Prognostic performance of the ‘DICA’ endoscopic classification and the ‘CODA’ score in predicting clinical outcomes of diverticular disease: an international, multicentre, prospective cohort study
Antonio Tursi, Giovanni Brandimarte, Francesco Di Mario, Walter Elisei, Marcello Picchio, Leonardo Allegretta, Maria Laura Annunziata, Mauro Bafutto, Gabrio Bassotti, Maria Antonietta Bianco, Raffaele Colucci, Rita Conigliaro, Dan L. Dumitraşcu, Ricardo Escalante, Luciano Ferrini, Giacomo Forti, Marilisa Franceschi, Maria Giovanna Graziani, Frank Lammert, Giovanni Latella, Giovanni Maconi, Gerardo Nardone, Lucia Camara de Castro Oliveira, Ênio Chaves de Oliveira, Alfredo Papa, Savvas Papagrigoriadis, Anna Pietrzak, Stefano Pontone, Tomas Poškus, Giuseppe Pranzo, Matthias Reichert, Stefano Rodinò, Jarosław Reguła, Giuseppe Scaccianoce, Franco Scaldaferri, Roberto Vassallo, Costantino Zampaletta, Angelo Zullo, Daniele Piovani, Stefanos Bonovas, Silvio Danese
Abstract
OBJECTIVE: To investigate the predictive value of the Diverticular Inflammation and Complication Assessment (DICA) classification and to develop and validate a combined endoscopic-clinical score predicting clinical outcomes of diverticulosis, named Combined Overview on Diverticular Assessment (CODA).

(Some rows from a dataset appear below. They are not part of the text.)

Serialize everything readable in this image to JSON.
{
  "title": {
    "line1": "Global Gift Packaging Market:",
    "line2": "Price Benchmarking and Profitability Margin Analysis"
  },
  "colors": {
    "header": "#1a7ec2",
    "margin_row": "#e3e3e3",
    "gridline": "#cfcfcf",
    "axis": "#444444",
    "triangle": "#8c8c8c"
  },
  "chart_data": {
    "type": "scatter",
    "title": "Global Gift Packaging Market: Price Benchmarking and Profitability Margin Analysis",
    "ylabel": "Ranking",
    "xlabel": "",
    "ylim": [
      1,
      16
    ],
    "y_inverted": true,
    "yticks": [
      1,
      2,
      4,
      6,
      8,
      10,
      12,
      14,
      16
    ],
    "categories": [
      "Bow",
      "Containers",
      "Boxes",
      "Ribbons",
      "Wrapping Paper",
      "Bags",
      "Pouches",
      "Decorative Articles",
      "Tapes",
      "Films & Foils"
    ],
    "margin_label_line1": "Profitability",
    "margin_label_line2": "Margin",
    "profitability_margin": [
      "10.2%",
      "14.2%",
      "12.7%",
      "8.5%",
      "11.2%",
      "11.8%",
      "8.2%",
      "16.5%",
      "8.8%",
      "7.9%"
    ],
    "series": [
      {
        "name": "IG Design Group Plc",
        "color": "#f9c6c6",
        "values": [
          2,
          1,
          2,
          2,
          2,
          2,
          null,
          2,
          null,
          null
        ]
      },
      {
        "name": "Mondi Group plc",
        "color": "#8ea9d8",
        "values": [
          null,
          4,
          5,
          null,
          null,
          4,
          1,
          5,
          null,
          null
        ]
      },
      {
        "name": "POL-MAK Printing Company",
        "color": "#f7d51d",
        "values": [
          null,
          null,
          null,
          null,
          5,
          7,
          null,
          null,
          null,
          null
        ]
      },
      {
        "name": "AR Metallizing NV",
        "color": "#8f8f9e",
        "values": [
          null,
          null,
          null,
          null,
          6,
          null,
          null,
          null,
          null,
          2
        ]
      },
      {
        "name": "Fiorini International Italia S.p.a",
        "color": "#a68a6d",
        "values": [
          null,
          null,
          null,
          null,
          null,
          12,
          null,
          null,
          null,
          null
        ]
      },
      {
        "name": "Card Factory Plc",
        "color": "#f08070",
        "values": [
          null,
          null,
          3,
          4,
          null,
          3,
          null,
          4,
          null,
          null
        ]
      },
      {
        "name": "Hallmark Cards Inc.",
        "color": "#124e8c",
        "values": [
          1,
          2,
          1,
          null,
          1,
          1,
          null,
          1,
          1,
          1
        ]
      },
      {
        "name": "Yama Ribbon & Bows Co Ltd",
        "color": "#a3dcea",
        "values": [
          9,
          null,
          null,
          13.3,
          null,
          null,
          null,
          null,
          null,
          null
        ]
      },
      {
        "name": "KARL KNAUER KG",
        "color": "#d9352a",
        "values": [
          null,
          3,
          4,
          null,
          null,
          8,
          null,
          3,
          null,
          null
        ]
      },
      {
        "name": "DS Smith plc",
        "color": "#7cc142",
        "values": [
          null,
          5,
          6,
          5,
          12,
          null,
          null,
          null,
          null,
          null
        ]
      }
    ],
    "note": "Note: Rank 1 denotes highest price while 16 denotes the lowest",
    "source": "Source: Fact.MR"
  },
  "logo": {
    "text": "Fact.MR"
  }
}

DESIGN: A multicentre, prospective, international cohort study. SETTING: 43 gastroenterology and endoscopy centres located in Europe and South America. PARTICIPANTS: 2215 patients (2198 completing the study) at the first diagnosis of diverticulosis/diverticular disease were enrolled. Patients were scored according to DICA classifications. INTERVENTIONS: A 3-year follow-up was performed. MAIN OUTCOME MEASURES: To predict the acute diverticulitis and the surgery according to DICA classification. Survival methods for censored observation were used to develop and validate a novel combined endoscopic-clinical score for predicting diverticulitis and surgery (CODA score). RESULTS: The 3-year cumulative probability of diverticulitis and surgery was of 3.3% (95% CI 2.5% to 4.5%) in DICA 1, 11.6% (95% CI 9.2% to 14.5%) in DICA 2 and 22.0% (95% CI 17.2% to 28.0%) in DICA 3 (p<0.001), and 0.15% (95% CI 0.04% to 0.59%) in DICA 1, 3.0% (95% CI 1.9% to 4.7%) in DICA 2 and 11.0% (95% CI 7.5% to 16.0%) in DICA 3 (p<0.001), respectively. The 3-year cumulative probability of diverticulitis and surgery was ≤4%, and ≤0.7% in CODA A; <10% and <2.5% in CODA B; >10% and >2.5% in CODA C, respectively. The CODA score showed optimal discrimination capacity in predicting the risk of surgery in the development (c-statistic: 0.829; 95% CI 0.811 to 0.846) and validation cohort (c-statistic: 0.943; 95% CI 0.905 to 0.981). CONCLUSIONS: DICA classification has a significant role in predicting the risk of diverticulitis and surgery in patients with diverticulosis, which is significantly enhanced by the CODA score. TRIAL REGISTRATION NUMBER: NCT02758860.